We run to Amazon to find a self-help book, scramble to download as many versions of The Secret as we can find, revisit our vision board to reinforce our positive beliefs and positive thinking and positive images of success and abundance…

and start all over again. Truth is, we’ve just gone through a rite of passage. Some of us have received so many rejections, we’re pathetically grateful that Cujo still wags his tail when we come home.

“What’s it all about?” we wail. “Is it a marketing thing? My query? My synopsis? My novel? No, it’s HER. SHE’s just too dumb to see my potential. And who needs traditional publishers anyway? Half the time they don’t know what they’re doing either.” Tears splash. “No, it’s ME. I’m worthless. That’s the problem. Nothing has ever worked for me in my whole entire life.” And as we design a brochure advertising our dog walking services, we mutter, “Screw everybody. I’m going to self publish.”

Back we go to Amazon, and with fire and zest, throw our baby head first into what might otherwise be known as the Bermuda Triangle.

To our horror, we discover that 84 million other writers are doing the same thing.

So here are a few tips to prevent you from drowning in the publishing industry:

Take up pottery. Or knitting.

I was enchanted to learn that a woman in Canada can spin Cujo’s hair into yarn, from which she knits anything: sweaters, beanies, teapot holders. Just keep brushing the dog, or start a small business that’s similarly innovative.

Stop writing.


NO! No?

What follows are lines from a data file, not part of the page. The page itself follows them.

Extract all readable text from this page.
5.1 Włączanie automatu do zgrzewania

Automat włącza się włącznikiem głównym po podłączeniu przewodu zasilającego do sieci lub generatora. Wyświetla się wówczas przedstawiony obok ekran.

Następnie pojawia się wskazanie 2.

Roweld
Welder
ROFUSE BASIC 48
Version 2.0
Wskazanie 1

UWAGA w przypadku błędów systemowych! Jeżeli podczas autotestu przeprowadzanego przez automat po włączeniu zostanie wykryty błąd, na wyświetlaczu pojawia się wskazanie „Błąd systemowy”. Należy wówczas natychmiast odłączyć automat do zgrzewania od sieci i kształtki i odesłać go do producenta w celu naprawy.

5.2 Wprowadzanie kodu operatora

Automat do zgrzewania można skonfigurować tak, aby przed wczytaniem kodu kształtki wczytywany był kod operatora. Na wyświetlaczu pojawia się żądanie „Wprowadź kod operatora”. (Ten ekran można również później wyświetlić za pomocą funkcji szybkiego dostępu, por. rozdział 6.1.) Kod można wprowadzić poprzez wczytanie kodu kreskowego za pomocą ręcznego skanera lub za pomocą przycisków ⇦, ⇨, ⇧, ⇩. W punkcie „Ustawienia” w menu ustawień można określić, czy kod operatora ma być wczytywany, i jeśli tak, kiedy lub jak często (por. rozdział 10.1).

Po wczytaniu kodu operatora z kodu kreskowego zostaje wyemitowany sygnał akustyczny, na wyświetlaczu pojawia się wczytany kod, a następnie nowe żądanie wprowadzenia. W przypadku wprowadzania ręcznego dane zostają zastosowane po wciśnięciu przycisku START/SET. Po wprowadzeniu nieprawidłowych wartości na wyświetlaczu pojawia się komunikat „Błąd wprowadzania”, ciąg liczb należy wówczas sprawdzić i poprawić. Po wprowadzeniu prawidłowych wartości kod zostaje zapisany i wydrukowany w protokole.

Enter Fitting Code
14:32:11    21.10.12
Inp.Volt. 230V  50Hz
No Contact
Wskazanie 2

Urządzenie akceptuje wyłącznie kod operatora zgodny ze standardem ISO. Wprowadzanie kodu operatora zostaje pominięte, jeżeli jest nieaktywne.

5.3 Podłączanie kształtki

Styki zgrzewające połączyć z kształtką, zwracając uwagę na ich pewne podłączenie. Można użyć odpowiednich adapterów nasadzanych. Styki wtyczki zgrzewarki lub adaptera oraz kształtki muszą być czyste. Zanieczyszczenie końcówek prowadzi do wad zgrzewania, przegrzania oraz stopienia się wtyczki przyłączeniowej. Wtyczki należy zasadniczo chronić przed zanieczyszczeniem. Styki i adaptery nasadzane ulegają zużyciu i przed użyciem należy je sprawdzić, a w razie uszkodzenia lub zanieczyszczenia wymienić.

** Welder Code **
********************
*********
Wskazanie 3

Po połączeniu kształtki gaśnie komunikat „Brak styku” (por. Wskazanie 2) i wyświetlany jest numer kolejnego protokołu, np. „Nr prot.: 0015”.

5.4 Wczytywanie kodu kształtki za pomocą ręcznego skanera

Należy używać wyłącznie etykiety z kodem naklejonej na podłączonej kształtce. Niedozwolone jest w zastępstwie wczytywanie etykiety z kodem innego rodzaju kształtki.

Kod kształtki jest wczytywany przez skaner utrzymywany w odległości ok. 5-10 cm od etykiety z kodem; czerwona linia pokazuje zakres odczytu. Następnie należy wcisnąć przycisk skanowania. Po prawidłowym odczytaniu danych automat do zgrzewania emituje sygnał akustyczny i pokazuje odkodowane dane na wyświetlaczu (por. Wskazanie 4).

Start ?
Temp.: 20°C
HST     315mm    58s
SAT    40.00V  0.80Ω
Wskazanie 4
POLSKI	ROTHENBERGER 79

Hmmm…there’s obviously a writer in there somewhere, if you feel so strongly about it.

Write, but stop caring whether anyone reads.

If you can get someone to read your book without rolling his eyes or stopping after page 2, do so, but otherwise just print it out and make a papier mache hanging plant.

That’s right. I don’t have any suggestions that you haven’t already considered:

Make sure your manuscript is in the best shape it can possibly be before submitting it anywhere. If you self publish, get a great cover, get a book trailer, get a publicist, stop writing so you can spend all your time marketing. And from then on, HUSTLE HUSTLE HUSTLE.

We all have to do it. There are few shortcuts and even fewer life jackets. The only real suggestion I can offer from the heart is, make it about the work. Nourish your soul by expressing yourself and telling your stories. Make it about giving something to a reader that s/he will want to go to bed with every night. That will save you from drowning.